# Anubias Black Patches



## vanish (Apr 21, 2014)

Hello Folks! Can you help me out with this stuff on my large Anubias leaves? This only shows up on leaves that are more than a few weeks old. It does not come off when I run my fingers across it. Its not thick or hairy, almost looking like black paint. What is it and how do I get rid of it? I wish the photo were clearer but its the best I can do.










Here's another example. I know that's GSA on the leaf in the center and I know what's causing that. Focus on the leaf on the left. This is the oldest leaf on the plant, and also the one with the most black.


----------



## vanish (Apr 21, 2014)

Nobody?


----------



## mattinmd (Aug 16, 2014)

I am no expert, however I have similar spots on my anubias (although less of it, and I'm not currently too worried.).

It appears to be called black spot algae.

http://www.plantedtank.net/forums/showthread.php?t=95439

Of course, I defer to any more experienced opinions, but that's what I've found in trying to figure out my issue.


----------



## vanish (Apr 21, 2014)

mattinmd said:


> I am no expert, however I have similar spots on my anubias (although less of it, and I'm not currently too worried.).
> 
> It appears to be called black spot algae.
> 
> ...


Thanks for trying! I'll check it out.


----------



## mattinmd (Aug 16, 2014)

Last night I actually pulled a few of my anubias out of the tank, to tie them down to lava rocks, and took a good look at it.

Mine appear to be some kind of lesion on the leaf, that actually goes through to the backside of the leaf in several spots. It's not on the leaf, but through the leaf.

They also don't rub off the leaf with gentle finger-tip rubbing.

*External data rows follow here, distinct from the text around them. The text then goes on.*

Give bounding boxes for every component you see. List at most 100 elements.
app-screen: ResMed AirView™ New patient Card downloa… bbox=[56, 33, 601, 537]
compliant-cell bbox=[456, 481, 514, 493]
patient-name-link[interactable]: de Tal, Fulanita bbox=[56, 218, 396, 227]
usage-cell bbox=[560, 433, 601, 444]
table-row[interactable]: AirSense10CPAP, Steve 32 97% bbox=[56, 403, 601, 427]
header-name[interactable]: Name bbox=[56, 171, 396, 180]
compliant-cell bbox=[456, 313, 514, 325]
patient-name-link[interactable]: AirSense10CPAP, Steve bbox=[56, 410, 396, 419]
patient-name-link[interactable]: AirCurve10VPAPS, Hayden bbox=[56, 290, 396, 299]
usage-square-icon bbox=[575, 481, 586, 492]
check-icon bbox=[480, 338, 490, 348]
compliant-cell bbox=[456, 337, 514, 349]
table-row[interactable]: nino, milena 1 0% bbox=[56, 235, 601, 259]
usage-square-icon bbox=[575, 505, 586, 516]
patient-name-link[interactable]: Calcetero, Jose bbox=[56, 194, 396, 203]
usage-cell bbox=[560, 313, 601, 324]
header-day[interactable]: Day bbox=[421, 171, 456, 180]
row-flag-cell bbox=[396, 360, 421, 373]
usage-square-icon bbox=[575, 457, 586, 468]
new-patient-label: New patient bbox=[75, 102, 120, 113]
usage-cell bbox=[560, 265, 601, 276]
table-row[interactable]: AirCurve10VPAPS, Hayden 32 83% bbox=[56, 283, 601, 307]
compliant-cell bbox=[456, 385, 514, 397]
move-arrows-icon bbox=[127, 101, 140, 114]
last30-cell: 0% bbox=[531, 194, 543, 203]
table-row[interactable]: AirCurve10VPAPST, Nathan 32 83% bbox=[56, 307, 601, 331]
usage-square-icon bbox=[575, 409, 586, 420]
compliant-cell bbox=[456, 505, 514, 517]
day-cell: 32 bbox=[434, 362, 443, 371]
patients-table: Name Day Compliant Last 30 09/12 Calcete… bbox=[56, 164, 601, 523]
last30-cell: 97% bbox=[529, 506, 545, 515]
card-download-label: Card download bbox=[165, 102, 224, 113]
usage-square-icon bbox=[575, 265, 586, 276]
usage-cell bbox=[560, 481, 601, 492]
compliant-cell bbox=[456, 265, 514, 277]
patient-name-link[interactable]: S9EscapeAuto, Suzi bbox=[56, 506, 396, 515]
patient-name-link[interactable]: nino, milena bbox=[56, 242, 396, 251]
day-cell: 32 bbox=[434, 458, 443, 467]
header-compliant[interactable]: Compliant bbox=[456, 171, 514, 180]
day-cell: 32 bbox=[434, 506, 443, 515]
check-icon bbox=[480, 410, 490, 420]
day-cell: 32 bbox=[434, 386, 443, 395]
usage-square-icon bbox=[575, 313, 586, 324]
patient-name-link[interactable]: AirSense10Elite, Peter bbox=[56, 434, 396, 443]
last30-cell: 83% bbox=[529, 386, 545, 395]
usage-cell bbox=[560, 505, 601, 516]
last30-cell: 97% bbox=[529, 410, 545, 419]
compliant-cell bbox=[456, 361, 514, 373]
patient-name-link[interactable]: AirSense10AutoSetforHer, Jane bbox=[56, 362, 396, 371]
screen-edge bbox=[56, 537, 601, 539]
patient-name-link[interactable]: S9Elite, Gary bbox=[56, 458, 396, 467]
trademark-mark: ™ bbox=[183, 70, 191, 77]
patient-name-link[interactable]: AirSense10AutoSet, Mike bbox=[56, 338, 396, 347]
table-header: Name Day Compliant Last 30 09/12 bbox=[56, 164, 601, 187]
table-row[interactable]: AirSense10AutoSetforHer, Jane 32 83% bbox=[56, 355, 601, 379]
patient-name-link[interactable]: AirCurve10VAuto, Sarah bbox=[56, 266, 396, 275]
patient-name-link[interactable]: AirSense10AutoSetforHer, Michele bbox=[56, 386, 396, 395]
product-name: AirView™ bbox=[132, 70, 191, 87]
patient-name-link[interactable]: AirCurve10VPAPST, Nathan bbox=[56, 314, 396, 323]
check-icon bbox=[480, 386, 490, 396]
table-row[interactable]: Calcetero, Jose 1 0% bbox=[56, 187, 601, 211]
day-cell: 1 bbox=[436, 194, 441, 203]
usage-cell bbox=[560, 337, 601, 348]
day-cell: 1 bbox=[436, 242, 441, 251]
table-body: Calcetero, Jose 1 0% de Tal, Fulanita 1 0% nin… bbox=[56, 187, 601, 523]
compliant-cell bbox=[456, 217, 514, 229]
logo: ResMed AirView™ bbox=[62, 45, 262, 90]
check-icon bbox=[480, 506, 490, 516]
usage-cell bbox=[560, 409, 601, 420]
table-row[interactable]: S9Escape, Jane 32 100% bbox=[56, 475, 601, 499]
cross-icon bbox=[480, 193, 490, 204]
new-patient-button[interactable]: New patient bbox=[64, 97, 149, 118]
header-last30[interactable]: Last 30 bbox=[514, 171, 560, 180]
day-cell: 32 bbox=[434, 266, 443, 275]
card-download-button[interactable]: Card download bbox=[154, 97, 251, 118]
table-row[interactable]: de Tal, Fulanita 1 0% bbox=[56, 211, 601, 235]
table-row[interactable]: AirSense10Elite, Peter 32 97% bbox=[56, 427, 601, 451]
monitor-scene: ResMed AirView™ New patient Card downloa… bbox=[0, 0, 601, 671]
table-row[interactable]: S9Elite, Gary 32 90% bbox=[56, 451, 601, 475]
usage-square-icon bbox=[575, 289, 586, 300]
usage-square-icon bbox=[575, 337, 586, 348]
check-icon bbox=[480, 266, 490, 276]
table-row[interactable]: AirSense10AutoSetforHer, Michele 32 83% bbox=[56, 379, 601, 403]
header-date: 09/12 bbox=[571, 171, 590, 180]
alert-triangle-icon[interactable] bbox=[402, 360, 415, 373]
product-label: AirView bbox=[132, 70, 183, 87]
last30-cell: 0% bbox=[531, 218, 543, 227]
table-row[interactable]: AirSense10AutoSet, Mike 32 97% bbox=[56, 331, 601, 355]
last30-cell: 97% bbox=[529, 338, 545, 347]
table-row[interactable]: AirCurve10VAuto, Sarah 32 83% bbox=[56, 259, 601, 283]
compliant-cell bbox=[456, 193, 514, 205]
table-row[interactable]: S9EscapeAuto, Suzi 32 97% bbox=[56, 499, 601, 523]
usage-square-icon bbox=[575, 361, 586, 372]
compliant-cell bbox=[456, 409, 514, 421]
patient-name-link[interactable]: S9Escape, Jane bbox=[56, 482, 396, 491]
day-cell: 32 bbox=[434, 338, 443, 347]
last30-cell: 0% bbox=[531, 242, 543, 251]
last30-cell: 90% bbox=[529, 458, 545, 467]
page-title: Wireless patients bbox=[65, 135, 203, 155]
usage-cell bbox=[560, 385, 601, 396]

In the tank they look like something growing on the leaf, but out of it they just look like spots of the leaf that have darkened.


I'm beginning to think mine are really a deficiency, probably phosphorous, and not algae at all.

Anubias with phosphorus deficiency:
http://deficiencyfinder.com/?page_id=319

Anubias with potassium deficiency:
http://deficiencyfinder.com/?page_id=592


Since I had them out I gave them a few minute dip in water with a 5x dose of glut, but I doubt that will do much.

I'm planning on a W/C tonight, and I'll dose up my P a bit more (I dose it pretty lean) and see what happens.


----------